Wie wurde es gemacht?
Finanzierungsmöglichkeiten erkennen, Strategie kommunizieren, Instrumente anwenden
In der integrierten gesamtstädtischen Gründachstrategie werden drei Handlungsebenen zusammengefasst: Fördern, Dialog und Fordern. Ein Förderprogramm für Neubauten und Bestandssanierungen setzt Anreize für Bauherr*innen sowie Gebäudeeigentümer*innen, ihre Dächer zu begrünen. Für den Ausbau der Gründächer in Hamburg werden rechtliche Instrumente wie etwa das Hamburger Klimaschutzgesetz, das Naturschutzgesetz oder die Hamburger Bauordnung angewendet und teilweise weiterentwickelt. So wird ab 2027 die bundesweit erstmalige Einführung einer kombinierten Solargründachpflicht in Hamburg gelten. Während der Projektlaufzeit bis 2025 wird der Prozess der Gründachstrategie von einer behördenübergreifenden Projektgruppe gesteuert. Außerdem gibt es regelmäßige Arbeitsgruppensitzungen mit den Fachressorts aus den Bezirksämtern sowie eine Multiplikator*inngruppe bestehend aus Fachverbänden und Institutionen (unter anderem Bund Deutscher Landschaftsarchitekten und Architektenkammer), die sich etwa einmal im Jahr trifft.
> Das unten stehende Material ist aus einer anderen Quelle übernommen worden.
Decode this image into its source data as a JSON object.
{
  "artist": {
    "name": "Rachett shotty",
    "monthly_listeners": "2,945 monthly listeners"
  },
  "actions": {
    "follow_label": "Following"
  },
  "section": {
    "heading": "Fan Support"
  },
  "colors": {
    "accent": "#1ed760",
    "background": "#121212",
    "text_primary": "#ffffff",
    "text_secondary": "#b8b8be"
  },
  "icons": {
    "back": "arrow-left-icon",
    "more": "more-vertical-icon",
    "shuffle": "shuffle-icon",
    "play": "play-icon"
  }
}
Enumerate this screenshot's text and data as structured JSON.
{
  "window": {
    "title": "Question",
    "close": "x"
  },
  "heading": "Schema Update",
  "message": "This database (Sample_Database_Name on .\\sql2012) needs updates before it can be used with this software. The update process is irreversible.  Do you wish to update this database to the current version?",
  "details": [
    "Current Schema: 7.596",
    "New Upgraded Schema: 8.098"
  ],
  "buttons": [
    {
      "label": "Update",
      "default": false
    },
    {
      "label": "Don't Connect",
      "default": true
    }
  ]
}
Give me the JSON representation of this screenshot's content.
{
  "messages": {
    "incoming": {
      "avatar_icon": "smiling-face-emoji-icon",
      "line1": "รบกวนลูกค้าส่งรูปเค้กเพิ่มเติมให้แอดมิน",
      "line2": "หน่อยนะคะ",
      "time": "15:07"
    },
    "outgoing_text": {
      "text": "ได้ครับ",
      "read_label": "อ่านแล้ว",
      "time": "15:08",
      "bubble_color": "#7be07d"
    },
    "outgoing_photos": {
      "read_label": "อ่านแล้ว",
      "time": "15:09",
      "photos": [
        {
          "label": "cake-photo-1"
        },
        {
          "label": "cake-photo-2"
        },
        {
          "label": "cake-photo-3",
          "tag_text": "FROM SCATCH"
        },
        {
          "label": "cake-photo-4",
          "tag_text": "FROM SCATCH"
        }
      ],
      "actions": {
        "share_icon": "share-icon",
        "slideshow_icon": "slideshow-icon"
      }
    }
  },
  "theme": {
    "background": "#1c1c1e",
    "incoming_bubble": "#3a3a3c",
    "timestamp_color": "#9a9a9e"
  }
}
Effizienter Ressourceneinsatz und nachhaltige Kooperationen
Von 2014 bis 2017 wurde das Projekt im Rahmen der Deutschen Anpassungsstrategie (DAS) zur Förderung von Maßnahmen zur Anpassung des Klimawandels durch das BMUB gefördert. Im Anschluss war das Projekt bis 2020 Teil des Forschungsprogramms ExWoSt „Green Urban Labs“ des Bundesinstitut für Bau-, Stadt- und Raumforschung (BBSR). Bis Ende 2026 werden für die Gründachförderung sieben Millionen Euro Fördermittel durch die Landesverwaltung zur Verfügung gestellt. Durch eine Kommunikationskampagne wird die breite Öffentlichkeit weiterhin informiert und das Förderprogramm beworben. Multiplikator*innentreffen mit Fachverbänden sowie diverse Veranstaltungen und Vorträge sollen auch in Zukunft Raum für Dialog und eine breite Akzeptanz schaffen.